May 18, 2020
Professor Jocelyn Stacey’s research investigates how Canadian law perpetuates disaster exceptionalism, a dangerous idea that disasters are temporary, exceptional and disconnected events. By tracing foundational non-emergency laws – for example, environmental assessment laws and constitutional law – and the role they play in governing disaster, Professor Stacey shows how law contributes to and mitigates our vulnerability to disasters.
Professor Stacey received an Insight Grant from the Social Sciences and Humanities Research Council for her project “The Law of Disaster Exceptionalism: Reforming Law’s Role in Disaster”. Her research is about taking a much bigger perspective on disasters. “When we think about disasters from a legal perspective, often the focus is on the specific laws about emergency management – the laws that allow evacuations, for example, or liability of the government when it takes actions in response to a disaster. This project is really about thinking of disasters as systemic issues, to which all the features of our legal system are contributing, in one way or another,” Professor Stacey explains. Originally designed as a project on climate change, the COVID-19 pandemic shows its relevance across different types of extreme events.
This research builds on her past work on environmental emergencies, and thinking about them from a foundational rule-of-law perspective, that is: how do we need to understand the rule of law in light of the fact that we are always vulnerable to environmental catastrophe. Professor Stacey’s latest research expands on this inquiry – at its core a fascination with the distinctions that we draw between normalcy and emergency – and trying to make a sense of that from a legal perspective.

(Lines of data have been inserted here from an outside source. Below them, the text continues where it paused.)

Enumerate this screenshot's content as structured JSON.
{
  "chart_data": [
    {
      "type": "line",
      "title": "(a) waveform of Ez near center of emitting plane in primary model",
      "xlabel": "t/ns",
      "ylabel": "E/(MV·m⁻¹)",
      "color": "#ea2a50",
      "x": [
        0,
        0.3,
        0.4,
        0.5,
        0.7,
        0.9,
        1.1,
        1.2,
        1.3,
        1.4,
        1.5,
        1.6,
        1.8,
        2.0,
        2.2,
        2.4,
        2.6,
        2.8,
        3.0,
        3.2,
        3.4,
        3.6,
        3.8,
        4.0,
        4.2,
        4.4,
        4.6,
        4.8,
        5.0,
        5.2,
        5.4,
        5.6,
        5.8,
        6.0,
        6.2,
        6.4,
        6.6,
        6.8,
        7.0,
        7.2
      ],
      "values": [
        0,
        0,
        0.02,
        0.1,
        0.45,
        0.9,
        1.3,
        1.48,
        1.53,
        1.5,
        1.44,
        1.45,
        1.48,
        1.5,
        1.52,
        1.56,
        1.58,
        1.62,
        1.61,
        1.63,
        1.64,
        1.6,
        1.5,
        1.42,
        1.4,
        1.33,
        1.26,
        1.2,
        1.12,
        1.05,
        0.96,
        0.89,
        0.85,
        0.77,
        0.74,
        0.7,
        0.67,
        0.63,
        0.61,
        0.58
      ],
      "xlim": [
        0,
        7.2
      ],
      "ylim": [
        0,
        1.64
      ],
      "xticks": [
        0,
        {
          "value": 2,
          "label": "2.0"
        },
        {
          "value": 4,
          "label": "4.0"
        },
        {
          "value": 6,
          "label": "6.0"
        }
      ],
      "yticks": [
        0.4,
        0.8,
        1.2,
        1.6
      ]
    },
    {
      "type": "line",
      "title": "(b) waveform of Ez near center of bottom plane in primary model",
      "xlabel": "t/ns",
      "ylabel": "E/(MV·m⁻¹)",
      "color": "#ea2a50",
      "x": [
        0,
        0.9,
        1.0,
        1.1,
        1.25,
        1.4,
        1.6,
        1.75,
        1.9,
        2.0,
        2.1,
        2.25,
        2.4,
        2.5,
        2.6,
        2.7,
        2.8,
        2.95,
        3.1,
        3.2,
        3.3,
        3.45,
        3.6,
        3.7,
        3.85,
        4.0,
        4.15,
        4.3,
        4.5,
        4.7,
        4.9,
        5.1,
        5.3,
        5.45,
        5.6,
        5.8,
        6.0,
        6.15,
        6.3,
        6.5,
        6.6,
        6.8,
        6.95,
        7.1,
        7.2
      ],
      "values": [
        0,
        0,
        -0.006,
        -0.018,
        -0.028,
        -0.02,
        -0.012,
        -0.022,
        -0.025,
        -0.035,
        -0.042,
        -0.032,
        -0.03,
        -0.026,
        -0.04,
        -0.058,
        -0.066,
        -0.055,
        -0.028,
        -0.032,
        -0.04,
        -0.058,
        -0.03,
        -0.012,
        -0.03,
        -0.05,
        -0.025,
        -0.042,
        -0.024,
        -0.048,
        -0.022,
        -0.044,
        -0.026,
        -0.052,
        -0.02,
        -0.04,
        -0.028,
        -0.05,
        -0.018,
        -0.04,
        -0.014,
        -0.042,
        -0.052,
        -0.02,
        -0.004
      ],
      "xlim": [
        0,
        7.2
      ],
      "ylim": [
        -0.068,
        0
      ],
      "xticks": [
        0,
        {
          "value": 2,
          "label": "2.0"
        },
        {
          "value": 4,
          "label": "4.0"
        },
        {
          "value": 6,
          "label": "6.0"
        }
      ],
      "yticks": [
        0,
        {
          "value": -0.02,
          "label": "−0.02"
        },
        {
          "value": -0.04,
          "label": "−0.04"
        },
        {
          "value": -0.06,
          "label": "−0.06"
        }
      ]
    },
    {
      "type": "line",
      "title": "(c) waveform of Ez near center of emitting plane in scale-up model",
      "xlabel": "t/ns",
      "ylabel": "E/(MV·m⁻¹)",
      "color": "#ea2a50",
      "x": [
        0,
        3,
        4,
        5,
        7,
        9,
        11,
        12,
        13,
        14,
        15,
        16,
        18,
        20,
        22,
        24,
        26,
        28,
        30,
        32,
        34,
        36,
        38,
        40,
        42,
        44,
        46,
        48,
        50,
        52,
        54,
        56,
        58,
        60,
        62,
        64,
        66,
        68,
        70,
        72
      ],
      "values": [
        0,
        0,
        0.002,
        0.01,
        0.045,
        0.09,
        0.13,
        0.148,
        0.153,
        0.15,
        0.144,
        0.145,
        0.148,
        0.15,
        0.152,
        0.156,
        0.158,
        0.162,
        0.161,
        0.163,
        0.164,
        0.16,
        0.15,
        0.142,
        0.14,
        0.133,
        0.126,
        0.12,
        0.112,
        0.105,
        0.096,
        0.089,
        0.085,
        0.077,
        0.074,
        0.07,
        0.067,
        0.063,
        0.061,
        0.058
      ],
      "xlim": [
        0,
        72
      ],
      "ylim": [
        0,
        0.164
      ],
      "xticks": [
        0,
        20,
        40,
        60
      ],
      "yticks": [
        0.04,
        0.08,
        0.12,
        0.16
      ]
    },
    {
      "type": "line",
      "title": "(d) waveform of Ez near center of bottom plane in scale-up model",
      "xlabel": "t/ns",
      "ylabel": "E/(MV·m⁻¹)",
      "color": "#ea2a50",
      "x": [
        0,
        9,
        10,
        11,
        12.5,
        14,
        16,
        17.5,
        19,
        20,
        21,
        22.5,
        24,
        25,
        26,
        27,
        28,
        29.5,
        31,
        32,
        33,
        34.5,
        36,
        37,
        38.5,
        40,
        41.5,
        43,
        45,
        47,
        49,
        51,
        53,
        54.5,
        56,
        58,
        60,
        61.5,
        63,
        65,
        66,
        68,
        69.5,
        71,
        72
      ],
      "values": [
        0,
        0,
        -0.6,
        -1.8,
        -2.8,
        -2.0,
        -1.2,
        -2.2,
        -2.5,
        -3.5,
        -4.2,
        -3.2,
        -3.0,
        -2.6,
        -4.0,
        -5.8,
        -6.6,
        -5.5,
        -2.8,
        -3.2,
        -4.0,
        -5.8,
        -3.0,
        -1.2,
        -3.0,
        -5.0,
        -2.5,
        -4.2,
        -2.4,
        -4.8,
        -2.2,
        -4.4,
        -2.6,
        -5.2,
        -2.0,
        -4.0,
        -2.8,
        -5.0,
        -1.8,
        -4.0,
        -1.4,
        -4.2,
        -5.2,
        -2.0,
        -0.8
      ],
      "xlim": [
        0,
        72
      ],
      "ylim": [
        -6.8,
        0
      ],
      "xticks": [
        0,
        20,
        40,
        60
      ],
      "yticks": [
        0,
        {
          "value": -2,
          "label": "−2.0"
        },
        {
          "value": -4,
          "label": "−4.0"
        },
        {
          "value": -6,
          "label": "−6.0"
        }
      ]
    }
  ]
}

The research is, in that sense, continuous. “My interest in the project was heightened by the fact that it is so clear we live in a time of climate disruption, where climate disasters are unfolding all around us: the catastrophic bushfires in Australia, echoing the recent historic wildfires here in British Columbia. The fact is that climate change is happening and disasters and climate extremes come with it. It is a climate imperative to think in a systematic way about what that actually means for some basic assumptions that we have about the way the law operates in Canada,” Professor Stacey adds.
Her previous work presented a broader theoretical perspective about the challenges those environmental issues, in all their forms, present for law makers. Now, Professor Stacey is more focused on particular instances of disasters, like the 2017 and 2018 wildfires in British Columbia, or the floods that are happening across the country at increased frequency and severity. Those specific instances of disasters were the starting point, and Professor Stacey started mapping out from there different legal causes. “The hypothesis for this project is that all these disparate legal causes share an assumption that disasters are temporary and exceptional. This assumption not only risks contributing to disaster vulnerability but it also means that disasters are not core to our way of thinking about law. In the era of climate change, however, they have to be the core to the way we think about how law governs society,” Professor Stacey explains.
The research should lead to a series of papers that unmask the surprising areas of law that have an impact on disaster. Professor Stacey is trying to both reveal those areas of law outside of emergency management that are playing this role in creating disasters in the era of climate change, but also begin to articulate new ways of thinking about law that foregrounds the perspective and experience of the communities that are most vulnerable to these disasters.
“This research strengthens my ability to work with affected communities, something that I have some experience with already. At this particular moment in time, the province of British Columbia is modernizing its Emergency Program Act, and the pandemic presents an opportunity to rethink the way in which emergency management is governed in the province. Disaster is a timely and pressing issue, and I am privileged to support communities which are working through this in real time,” Professor Stacey adds. “The third piece of this research project is to recruit graduate students interested in researching and writing about disasters from a legal perspective. There are very few people in Canada (at least prior to the pandemic) who think about law in this way, there is a real need to have more researchers with legal expertise specifically on disasters, given the pressing nature of the climate change,” Professor Stacey concludes.
PROFESSOR JOCELYN STACEY
Jocelyn Stacey is an Assistant Professor at the Peter A. Allard School of Law, University of British Columbia. Her research focuses on Canadian environmental and administrative law and theories of the rule of law. She is completing her doctorate at the McGill Faculty of Law and has a LLM from Yale Law School. Prior to completing her graduate work, Jocelyn clerked for the Honorable Justice Marshall Rothstein at the Supreme Court of Canada.